Oct
10
ARMENORUM : MAIS POURQUOI DONC UN SOMMET FRANCOPHONE A EREVAN ?

Oui, pourquoi.

C’est qu’il  est fini le temps où tout Arménien,  un peu lettré,  devait parler et écrire  le français.

C’était avant 1919, à l’époque encore  où la France,  grande puissance mondiale,  spécialement au Proche-Orient, était l’héritière de ses monarques,   dont la mission localement était de protéger tous les chrétiens. Elle alors  créait de toutes pièces la première république,  amie,    transcaucasienne d’Arménie,  par le traité de Sèvres.

Tout  l’officiel y  était en français, même les billets de banque.

Quant au drapeau, bleu, rouge, orange, c’était celui des princes (français et poitevins) de Lusignan,  au XIIIème siècle,  venus à la croisade,  dont l’un fut le dernier roi de Cilicie, encore appelée la petite Arménie,  chrétienne et indépendante. C’était  Léon V.

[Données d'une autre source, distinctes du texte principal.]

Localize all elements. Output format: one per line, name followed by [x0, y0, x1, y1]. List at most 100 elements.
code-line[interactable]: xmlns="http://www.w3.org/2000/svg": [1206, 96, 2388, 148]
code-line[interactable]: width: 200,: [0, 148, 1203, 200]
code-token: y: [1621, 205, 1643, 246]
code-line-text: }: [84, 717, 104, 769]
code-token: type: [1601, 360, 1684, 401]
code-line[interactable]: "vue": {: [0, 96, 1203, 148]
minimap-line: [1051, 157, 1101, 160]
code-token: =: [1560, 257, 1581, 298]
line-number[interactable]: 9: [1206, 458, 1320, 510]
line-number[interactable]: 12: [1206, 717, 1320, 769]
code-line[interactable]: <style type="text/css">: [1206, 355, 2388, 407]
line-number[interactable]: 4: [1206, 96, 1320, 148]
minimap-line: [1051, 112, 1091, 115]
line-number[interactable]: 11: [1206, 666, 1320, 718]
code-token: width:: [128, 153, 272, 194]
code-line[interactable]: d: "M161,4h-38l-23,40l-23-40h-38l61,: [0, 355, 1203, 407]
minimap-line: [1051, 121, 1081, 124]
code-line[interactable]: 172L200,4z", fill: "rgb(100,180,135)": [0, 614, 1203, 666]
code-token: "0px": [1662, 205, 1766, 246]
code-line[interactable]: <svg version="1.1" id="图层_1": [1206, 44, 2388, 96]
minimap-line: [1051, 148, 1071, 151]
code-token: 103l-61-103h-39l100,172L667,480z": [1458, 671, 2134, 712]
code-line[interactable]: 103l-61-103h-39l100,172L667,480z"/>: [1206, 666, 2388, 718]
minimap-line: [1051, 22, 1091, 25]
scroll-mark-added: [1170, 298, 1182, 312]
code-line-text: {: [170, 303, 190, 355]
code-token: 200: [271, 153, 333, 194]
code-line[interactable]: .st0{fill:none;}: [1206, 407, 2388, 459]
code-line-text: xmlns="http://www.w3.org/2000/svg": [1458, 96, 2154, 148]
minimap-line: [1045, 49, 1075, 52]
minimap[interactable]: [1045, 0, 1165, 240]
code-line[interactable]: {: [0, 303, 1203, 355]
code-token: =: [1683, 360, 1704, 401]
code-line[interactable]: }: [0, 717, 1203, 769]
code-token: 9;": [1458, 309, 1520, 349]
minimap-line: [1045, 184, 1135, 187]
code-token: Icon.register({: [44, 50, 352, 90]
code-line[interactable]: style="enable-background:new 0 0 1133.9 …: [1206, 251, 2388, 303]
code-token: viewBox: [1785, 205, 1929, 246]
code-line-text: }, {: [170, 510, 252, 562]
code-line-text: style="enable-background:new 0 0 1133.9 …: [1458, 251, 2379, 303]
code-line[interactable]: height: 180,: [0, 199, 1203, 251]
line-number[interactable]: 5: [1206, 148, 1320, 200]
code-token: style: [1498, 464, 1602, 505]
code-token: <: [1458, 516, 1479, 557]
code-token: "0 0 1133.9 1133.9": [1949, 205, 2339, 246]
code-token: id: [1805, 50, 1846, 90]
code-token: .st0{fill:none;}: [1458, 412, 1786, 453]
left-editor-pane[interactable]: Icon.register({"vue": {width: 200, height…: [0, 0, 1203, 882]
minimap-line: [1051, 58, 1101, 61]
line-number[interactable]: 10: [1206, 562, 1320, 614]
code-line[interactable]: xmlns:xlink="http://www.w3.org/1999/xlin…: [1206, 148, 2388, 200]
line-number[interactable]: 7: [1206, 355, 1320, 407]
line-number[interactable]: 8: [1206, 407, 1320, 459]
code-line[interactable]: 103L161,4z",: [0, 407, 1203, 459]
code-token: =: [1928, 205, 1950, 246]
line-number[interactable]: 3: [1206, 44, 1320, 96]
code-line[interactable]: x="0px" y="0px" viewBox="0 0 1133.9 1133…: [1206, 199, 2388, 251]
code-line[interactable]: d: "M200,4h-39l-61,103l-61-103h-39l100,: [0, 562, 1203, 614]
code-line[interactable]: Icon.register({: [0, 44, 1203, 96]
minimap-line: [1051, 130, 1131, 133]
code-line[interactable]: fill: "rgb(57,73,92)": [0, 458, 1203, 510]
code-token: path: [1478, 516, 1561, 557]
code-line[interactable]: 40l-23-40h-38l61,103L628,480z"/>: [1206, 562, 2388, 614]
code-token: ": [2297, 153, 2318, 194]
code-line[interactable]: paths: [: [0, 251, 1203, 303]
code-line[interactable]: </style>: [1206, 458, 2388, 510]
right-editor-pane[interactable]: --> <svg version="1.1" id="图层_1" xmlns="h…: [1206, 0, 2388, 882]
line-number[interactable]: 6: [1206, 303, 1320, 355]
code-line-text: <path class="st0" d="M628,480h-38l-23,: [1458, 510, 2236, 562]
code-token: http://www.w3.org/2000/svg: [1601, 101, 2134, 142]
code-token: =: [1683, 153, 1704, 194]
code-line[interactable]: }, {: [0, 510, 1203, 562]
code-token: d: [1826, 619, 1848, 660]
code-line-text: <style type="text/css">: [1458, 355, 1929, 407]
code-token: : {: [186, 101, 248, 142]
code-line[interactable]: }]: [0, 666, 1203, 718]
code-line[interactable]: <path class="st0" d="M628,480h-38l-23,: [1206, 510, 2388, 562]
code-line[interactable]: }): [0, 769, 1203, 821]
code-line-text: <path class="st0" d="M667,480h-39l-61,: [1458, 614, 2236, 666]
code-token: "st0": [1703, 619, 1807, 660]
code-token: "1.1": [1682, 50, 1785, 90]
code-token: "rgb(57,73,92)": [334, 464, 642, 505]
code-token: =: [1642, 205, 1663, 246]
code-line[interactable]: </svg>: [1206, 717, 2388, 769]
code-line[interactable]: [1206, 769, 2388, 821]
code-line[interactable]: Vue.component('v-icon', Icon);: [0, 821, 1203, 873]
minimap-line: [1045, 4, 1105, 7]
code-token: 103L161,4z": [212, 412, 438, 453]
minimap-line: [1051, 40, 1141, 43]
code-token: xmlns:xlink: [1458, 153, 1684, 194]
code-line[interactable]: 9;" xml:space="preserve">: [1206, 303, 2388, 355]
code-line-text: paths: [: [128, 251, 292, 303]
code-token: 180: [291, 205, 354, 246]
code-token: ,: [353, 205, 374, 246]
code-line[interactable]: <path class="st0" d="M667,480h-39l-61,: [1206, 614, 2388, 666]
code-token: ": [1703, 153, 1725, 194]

Et puis le traité scélérat de Lausanne a tout effacé en 1923.  Plus tard, on a  mis 60 ans à se  souvenir du premier génocide de 1915,  celui des 1.500.000  Arméniens ; sans compter les 500.000 Assyriens.

Les malheureux n’avaient  pas su « vendre » l’abomination dont ils avaient  été les victimes.

Parlant du génocide pontique de plus tard, en 1922, celui des Grecs et des derniers Arméniens de SMYRNE,  évoquant la mémoire de son père, marin sur le croiseur Edgar Quinet, qui sauva mes grands parents, mon père ainsi que  ses frères et sœurs, Jean-Marie LE PEN (Mémoire, tome 1, pp. 64-65), on m’excusera de le citer, et si on ne m’excuse pas, je m’en fous,  a écrit que ce massacre de populations chrétiennes installées là deux millénaires avant les Turcs, ayant civilisé la région avait fait beaucoup moins de bruit chez nous que d’autres massacres mieux médiatisés.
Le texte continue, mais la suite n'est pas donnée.